Cook the rice in a half strength fish stock with a teaspoon of butter and two teaspoons of coconut per portion.

The best way to do this is to add 110 percent of the volume of stock to rice in a small pan, bring to the boil, add the butter and coconut and a good squeeze of lemon, stir once, cover tightly and reduce heat to the minimum your hob is capable of for 10 minutes, then turn the heat and leave indefinitely to finish cooking. If you want to use brown or wild rice double the cooking time and ignore what it says on the packet. This method economical on water and heat and is fool proof and it preserves all the rice nutrients and flavour.

Caper and Olive sauce
Fry some finely slice mushrooms with half butter, half bland oil mixture, then add well chopped capers and olives, when the mixture returns to the boil, add rough chopped parsley, turn off the heat and cover after brisk stir.

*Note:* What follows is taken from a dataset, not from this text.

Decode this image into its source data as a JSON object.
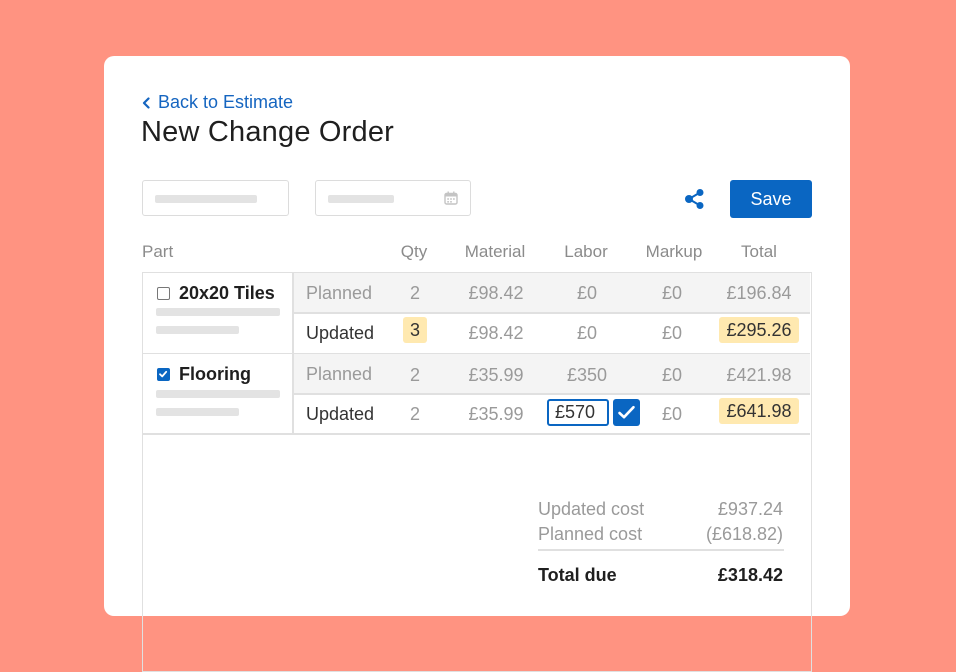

While this is going on fry the flat fish on a highish heat in a well-primed fryng pan for 2 minutes then cover and leave to steam. You can easlily then lift this from the pan with a plastic fish slice placing it either side up on the plate

Now you can just assemble it to show off the colours and composition. Green, yellow and white. Squeeze the rice into a buttered, small pate bowl for each person and knock it out like sandcastle bucket.